I think once I realized that, forgave my little self for that, I was ready to heal. To acknowledge that of course there was damage control I had to deal with. That I wasn't at fault for what had happened to me but that I was responsible if I chose to have a better and quality experience during the rest of my life. I think what I am trying to say is that I looked at the issue pragmatically. It was a given I was damaged. I put my head down and researched how to heal that damage because I DESERVED to live a quality life. I was not going to bow down to the abuses that were thrust upon me and I was going to right those wrongs.

It has been an incredibly enriching opportunity to have worked through all of this. I feel honoured to be helping others with similar difficulties. I refuse to live the script that my abusers wrote for me. I, and others, will benefit from what happened to me. I hope you are able to see things in a way that will help you heal. I am 100% certain that you deserve to live a life of love and peace.
 
I could have written that first post of yours. And sorry, I didn't read the rest. My concentration isn't there right now. I've been working on this stuff with my T for years. My parts and I now communicate and have done a lot of work to cooperate. I shocked my T earlier this year, because I said that *I* still am not sure. Heh. I don't forget anymore, but when I'm out and functional and joking and doing my thing it just doesn't seem possible.

But I know. Bleh. I don't like it, but I have mostly accepted it. I think the question that I had to work on first is "what if"
What if you have DID?
What if you accepted it, what would happen?
What if you started to remember more, what would happen?
 
thank you @whiteraven I am not sure what I have. I think I just don't want to know or accept what I have.
All three of my therapists have talked about dissociative states, parts, trauma, switching, etc but it will register in my brain and then just like that be forgotten again. Truth is I don't want to be did or ddnos or anything like that, I just want to be normal. So it's scary as hell.... but then where do all these memories and flashbacks and voices come from? I will read about did online sometimes but it seems more florid. I am not like that at all, I have a PhD and to most people I would "appear" normal. But then when I am in therapy and I can feel all the switches happening it feels hard to deny it. I am just very confused. I just don't want to make up stuff for attention or something. Maybe I am exaggerating everything.
Hi there.

I have been diagnosed with PTSD and a dissociative disorder. I am still working on accepting that.

I am, as many of you, highly functional. I have a masters and 2 bachelors. I am a teacher, have 2 wonderful kids and nobody would know how much I struggle...

Reflecting back I have seen that when I am the most functional I tend to start avoiding dealing with the inner turmoil and not believing I could have something like this, even not wanting to have to do with any parts...and then it gets overwhelming fast... It is a cycle that is on repeat. My therapist has called my attention on that many times.

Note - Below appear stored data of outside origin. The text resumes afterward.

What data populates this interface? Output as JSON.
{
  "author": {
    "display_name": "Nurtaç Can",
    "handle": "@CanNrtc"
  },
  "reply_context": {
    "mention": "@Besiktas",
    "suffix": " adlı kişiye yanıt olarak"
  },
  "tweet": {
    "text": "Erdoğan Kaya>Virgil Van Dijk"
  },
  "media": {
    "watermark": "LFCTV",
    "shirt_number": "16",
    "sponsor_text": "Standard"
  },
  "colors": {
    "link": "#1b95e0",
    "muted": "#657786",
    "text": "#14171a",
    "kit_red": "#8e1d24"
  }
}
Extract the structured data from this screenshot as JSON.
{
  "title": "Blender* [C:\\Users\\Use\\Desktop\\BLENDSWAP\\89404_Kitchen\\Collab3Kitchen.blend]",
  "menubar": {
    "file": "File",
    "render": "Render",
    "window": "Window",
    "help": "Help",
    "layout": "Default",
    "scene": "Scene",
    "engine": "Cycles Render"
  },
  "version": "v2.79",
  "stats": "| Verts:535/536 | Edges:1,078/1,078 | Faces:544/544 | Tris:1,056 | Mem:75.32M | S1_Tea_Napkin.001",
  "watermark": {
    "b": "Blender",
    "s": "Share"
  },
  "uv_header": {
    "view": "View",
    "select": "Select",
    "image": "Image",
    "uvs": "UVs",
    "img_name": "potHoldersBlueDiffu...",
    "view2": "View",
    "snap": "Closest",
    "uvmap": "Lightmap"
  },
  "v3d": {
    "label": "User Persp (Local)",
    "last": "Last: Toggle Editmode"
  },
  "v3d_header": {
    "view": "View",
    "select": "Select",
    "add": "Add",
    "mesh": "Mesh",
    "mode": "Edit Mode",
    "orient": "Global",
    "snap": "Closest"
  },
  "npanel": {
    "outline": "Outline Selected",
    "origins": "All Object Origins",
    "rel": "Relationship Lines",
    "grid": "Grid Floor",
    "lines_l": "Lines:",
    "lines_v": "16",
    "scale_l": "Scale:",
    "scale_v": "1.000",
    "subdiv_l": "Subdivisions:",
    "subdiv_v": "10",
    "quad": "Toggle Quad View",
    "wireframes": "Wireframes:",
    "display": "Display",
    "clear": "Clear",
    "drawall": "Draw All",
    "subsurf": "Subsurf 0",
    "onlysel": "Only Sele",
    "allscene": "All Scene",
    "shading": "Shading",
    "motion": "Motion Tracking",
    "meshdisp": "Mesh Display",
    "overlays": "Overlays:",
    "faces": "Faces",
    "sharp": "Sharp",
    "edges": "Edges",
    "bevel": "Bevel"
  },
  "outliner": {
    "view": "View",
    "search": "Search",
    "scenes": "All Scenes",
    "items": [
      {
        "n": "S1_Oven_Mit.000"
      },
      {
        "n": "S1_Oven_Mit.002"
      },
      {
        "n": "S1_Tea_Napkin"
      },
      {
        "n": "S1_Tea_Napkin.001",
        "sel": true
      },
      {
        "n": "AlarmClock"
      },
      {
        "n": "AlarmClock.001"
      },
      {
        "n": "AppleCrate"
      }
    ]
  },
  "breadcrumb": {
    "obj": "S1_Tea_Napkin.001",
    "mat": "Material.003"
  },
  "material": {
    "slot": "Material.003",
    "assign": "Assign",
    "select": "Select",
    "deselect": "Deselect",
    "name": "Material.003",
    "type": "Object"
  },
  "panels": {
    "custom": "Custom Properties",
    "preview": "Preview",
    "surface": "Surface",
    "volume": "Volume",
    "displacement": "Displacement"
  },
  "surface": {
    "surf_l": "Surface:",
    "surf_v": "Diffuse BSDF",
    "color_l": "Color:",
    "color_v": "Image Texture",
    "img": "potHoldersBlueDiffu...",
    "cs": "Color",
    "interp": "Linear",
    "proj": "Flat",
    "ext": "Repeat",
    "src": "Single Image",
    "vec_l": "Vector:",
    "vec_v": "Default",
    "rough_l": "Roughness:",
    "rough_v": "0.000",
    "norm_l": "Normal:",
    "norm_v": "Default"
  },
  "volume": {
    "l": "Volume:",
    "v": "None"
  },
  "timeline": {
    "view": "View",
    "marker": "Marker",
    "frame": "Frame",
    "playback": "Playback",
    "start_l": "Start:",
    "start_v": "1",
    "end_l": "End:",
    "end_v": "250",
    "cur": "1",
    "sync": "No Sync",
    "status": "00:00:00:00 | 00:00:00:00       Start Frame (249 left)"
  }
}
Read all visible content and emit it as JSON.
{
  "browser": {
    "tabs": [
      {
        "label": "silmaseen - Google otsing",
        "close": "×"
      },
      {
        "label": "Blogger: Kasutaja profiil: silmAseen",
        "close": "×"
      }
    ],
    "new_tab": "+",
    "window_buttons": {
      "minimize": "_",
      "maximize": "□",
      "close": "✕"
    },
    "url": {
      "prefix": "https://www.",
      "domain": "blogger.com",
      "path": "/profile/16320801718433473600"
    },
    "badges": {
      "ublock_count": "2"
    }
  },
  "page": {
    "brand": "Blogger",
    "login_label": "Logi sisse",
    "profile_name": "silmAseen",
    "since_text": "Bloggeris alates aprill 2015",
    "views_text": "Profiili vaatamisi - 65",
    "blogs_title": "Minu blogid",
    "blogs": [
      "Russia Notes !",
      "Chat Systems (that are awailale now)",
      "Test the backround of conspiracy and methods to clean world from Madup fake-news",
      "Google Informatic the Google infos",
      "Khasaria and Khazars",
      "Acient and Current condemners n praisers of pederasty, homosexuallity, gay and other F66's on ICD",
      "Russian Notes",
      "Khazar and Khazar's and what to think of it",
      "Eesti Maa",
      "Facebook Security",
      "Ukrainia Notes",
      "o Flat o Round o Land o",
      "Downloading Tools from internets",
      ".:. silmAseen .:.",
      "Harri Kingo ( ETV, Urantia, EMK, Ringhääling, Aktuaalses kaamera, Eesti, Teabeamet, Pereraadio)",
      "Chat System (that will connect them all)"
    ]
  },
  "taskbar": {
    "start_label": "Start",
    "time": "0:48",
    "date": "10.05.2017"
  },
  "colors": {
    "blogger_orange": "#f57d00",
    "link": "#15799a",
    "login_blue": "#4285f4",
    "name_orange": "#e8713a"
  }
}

However, in therapy I cannot deny about dissociation and how much it affects me. I stay co-conscious most of the time so that has been a struggle because it makes it more difficult to really believe this stuff is real -especially when I'm not feeling bad-. But then I get triggered or very overwhelmed and it just happens... Also the forgetfulness and this fog/thickness that takes my words and cognitive capacities away...It's been happening most of my life. It just is way more evident in therapy.

It is highly uncomfortable for me to talk about other parts of me. It is also triggering. The Haunted Self is a good book, among others.

This is hard. I am sorry that you're struggling but you're definitely not alone.